Orderings of ultrafilters on Boolean algebras

TL;DR

This paper explores two generalizations of the Rudin-Keisler ordering for ultrafilters on Boolean algebras, introduces new construction techniques, and examines their relation to Tukey reducibility, revealing complex interactions under the Continuum Hypothesis.

Contribution

It develops new methods to construct incomparable ultrafilters in Boolean algebras and analyzes their relationships with Tukey reducibility, highlighting differences from classical cases.

Findings

Existence of ultrafilters on Cohen algebra that are RK-equivalent but Tukey-incomparable under CH

New techniques for constructing incomparable ultrafilters on Boolean algebras

Distinct behaviors of ultrafilter orderings in Boolean algebras compared to classical settings

Abstract

We study two generalizations of the Rudin-Keisler ordering to ultrafilters on complete Boolean algebras.

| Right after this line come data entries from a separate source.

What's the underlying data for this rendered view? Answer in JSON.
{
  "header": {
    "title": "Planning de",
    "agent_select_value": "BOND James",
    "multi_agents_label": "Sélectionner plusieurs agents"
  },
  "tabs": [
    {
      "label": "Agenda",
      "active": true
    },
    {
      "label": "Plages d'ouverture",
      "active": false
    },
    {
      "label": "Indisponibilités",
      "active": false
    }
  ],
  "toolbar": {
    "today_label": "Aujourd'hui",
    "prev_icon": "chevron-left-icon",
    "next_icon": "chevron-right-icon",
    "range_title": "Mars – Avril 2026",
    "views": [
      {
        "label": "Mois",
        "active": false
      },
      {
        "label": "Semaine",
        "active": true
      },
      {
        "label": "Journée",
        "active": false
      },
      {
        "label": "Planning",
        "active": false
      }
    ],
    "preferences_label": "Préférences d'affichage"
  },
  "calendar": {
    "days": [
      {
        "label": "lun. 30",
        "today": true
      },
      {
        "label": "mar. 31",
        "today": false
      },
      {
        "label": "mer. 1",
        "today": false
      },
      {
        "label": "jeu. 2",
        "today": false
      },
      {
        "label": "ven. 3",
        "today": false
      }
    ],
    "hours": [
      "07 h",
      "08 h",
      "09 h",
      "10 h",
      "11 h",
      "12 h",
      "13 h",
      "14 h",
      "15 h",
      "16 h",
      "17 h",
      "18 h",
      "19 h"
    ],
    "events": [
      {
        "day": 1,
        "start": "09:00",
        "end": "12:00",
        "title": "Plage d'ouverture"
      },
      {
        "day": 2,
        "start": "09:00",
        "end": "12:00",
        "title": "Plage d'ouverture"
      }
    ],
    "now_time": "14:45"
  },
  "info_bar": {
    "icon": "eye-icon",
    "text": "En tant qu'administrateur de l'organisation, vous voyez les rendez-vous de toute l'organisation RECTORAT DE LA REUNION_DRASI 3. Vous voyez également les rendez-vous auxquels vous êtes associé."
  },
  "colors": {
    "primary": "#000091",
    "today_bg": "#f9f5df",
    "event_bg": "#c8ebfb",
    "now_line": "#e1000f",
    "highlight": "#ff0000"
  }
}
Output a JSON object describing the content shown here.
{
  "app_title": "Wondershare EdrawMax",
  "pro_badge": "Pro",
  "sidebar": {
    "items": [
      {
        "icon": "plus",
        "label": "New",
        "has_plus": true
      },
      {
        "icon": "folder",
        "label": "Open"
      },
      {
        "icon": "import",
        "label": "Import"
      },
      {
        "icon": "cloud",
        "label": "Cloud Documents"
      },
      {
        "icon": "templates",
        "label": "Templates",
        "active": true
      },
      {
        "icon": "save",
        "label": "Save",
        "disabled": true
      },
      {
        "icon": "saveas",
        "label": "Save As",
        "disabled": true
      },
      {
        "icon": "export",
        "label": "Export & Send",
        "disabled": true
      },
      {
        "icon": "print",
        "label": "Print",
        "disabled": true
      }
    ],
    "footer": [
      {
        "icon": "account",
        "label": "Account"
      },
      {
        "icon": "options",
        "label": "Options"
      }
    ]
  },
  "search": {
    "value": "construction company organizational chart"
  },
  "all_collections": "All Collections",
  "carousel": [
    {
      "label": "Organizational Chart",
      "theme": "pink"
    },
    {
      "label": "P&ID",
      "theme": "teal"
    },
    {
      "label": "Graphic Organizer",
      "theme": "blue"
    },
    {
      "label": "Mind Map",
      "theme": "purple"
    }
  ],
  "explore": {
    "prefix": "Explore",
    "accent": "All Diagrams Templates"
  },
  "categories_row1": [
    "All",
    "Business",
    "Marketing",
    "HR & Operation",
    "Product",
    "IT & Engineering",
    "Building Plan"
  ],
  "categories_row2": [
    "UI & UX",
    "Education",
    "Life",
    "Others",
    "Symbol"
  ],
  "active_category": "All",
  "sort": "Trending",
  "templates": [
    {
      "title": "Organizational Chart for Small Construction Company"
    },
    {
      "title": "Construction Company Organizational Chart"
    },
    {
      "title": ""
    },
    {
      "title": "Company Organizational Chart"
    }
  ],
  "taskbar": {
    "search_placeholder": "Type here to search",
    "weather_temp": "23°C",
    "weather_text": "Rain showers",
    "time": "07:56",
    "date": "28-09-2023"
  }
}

To highlight the difference between them, we develop new techniques to construct incomparable ultrafilters in this setting. Furthermore, we discuss the relation with Tukey reducibility and prove that, assuming the Continuum Hypothesis, there exist ultrafilters on the Cohen algebra which are RK-equivalent in the generalized sense but Tukey-incomparable, in stark contrast with the classical setting.